The Kodiak City Council held the first reading of its fiscal year 2017 budget last night at its regular meeting. It’s been a focus of discussion at many council meetings for the last few months, and Councilman John Whiddon pointed out all the hard work that has gone into its final form.
“I’m ready to move this forward in the first reading. I believe it’s a good body of work. I think it’s very fiscally responsible. The staff I believe has gone over and above to obtain the cost savings and cost reductions that they have, so I think this is a good step towards getting us towards being fiscally sustainable.”
According to the budget summary included in the meeting packet, the fiscal year 2017 budget is roughly $43,400,000. Councilman Charlie Davidson acknowledged the city staff for its thoroughness.
“This budget is a reduction of slightly over 12 and a half percent from the previous year, so the staff has worked very diligently, and in these times of increasing prices, to come up with a budget cut of slightly over 12 and half percent shows you how hard they have worked on this budget, because we’re still trying to maintain pretty much the same services.”
That ordinance will go onto its second reading at the next city regular meeting.
The city council also had its first reading of an ordinance that would amend the icty personnel rules and regulations to reflect a 2.38 percent cost of living increase for city employees, a change already included in the fiscal year 2017 budget.
Deputy city manager Mike Tvenge explained at the regular meeting that the 2.38 percent is drawn from the latest Anchorage consumer price index, which uses the price of goods to determine cost of living.
The reading comes a few days before a petition for city employee unionization is slated to begin circulation.
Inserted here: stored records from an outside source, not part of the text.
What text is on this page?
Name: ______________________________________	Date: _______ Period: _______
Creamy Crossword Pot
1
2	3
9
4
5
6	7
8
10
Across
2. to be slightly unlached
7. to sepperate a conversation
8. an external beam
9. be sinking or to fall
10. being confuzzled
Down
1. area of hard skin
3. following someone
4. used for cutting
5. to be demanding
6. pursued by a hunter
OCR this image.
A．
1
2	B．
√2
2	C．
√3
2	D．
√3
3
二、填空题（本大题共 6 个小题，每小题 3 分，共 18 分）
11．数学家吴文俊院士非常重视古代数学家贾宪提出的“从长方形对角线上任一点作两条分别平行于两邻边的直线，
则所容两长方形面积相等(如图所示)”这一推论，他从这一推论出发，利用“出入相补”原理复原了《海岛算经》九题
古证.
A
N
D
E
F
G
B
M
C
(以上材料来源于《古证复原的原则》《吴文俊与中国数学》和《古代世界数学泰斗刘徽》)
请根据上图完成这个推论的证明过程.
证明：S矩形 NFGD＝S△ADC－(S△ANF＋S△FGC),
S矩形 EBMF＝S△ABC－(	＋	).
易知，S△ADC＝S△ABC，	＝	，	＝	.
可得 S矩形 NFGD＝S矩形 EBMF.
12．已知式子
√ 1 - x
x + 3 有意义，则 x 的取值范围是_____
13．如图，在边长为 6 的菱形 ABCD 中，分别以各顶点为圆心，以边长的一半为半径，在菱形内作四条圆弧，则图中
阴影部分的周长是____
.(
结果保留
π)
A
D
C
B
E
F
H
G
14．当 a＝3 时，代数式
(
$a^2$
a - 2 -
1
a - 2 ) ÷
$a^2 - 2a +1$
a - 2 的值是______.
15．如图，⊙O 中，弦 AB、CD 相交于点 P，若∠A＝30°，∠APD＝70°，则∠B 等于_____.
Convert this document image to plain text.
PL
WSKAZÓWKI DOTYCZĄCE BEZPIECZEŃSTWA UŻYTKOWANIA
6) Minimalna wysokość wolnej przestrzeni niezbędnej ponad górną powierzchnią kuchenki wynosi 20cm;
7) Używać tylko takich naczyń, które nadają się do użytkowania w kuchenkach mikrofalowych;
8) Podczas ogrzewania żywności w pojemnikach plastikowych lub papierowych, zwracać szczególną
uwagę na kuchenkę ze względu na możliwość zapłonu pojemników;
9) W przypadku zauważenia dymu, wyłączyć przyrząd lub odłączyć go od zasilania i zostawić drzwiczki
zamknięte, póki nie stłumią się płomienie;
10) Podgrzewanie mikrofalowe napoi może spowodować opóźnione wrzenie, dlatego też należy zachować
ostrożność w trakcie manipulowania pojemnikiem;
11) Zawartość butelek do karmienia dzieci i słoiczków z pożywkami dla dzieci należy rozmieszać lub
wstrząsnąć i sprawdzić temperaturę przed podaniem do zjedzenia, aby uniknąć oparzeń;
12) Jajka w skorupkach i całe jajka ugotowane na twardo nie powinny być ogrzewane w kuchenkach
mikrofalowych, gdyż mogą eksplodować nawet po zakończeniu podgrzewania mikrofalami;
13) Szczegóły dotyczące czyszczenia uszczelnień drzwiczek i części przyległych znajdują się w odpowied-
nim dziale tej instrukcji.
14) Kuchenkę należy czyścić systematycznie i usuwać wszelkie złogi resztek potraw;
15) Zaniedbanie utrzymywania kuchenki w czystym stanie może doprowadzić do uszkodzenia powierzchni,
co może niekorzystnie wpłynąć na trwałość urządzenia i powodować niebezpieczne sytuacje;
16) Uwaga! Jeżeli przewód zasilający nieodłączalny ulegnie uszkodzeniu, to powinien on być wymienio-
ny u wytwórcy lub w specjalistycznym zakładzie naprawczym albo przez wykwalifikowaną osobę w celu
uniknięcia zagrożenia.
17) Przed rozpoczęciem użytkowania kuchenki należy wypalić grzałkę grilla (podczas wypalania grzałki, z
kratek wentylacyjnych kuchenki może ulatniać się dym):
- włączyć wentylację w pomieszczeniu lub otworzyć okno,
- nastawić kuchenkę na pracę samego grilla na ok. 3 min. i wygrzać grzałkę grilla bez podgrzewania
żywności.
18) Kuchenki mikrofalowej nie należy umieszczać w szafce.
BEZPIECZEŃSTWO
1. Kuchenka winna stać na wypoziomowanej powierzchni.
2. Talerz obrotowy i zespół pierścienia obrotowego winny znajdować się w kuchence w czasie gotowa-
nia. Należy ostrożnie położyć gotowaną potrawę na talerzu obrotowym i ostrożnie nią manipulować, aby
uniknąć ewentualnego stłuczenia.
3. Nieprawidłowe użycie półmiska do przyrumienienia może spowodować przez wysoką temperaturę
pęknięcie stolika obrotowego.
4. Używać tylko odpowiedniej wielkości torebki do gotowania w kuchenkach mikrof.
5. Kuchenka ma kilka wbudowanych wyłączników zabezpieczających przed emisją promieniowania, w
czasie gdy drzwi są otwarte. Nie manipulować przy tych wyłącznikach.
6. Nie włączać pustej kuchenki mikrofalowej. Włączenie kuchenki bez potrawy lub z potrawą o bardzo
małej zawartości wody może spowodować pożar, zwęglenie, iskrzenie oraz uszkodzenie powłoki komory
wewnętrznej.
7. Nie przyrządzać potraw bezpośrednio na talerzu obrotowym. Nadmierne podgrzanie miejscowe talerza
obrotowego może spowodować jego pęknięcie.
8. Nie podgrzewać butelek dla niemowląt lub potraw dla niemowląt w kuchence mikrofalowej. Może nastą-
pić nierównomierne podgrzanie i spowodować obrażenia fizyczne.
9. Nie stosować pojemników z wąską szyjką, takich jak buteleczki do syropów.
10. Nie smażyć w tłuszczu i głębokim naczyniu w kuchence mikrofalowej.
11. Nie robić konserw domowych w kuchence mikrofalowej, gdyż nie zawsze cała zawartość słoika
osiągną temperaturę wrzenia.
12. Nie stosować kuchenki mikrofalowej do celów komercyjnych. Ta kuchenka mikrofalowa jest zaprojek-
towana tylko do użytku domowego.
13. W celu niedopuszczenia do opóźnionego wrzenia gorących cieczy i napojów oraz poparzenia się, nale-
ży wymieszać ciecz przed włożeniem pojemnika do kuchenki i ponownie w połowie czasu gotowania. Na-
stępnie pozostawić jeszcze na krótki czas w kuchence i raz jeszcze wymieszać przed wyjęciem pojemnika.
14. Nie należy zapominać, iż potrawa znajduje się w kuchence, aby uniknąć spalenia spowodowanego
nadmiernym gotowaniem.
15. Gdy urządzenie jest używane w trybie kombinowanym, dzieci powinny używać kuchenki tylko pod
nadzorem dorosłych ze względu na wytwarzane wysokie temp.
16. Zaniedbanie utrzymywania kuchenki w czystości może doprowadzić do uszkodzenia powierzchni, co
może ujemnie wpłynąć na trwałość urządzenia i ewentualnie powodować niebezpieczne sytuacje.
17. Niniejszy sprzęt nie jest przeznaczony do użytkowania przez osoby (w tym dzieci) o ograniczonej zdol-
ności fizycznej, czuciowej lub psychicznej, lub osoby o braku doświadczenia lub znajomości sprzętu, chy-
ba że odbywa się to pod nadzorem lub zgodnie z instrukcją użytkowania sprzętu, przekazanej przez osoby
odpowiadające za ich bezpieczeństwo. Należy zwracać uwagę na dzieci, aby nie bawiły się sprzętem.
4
The council formally learned about the petition at its work session Tuesday. Should the petition get enough signatures, it would be up to voters whether or not city employees would have the right to organize and bargain collectively. The city spent thousands of dollars to defeat a similar vote several years ago.
At last night’s meeting, Councilman Gabriel Saravia said he believes it’s the city council’s job to inform the voters how much money the government will save or lose due to unionization, as well as the pros and cons. He said voters will not see that on the pamphlet when they go to vote.
“They’re not giving them the facts that say … [it’s] going to cost more money to the city, or [it’s] going to cost less money to the city. There’s no facts there. And I’m not expecting that our city manager [they’re going to lie], but I’m expecting them to give the facts to the public so they are available to tell the public what the facts are there to make the right decision for the city and for our city employees.”
The ballot petition will begin circulating on Tuesday and will need 149 signatures by July 5 to move forward. If it’s successful, the voters in October will decide whether or not city employees should have the right to organize.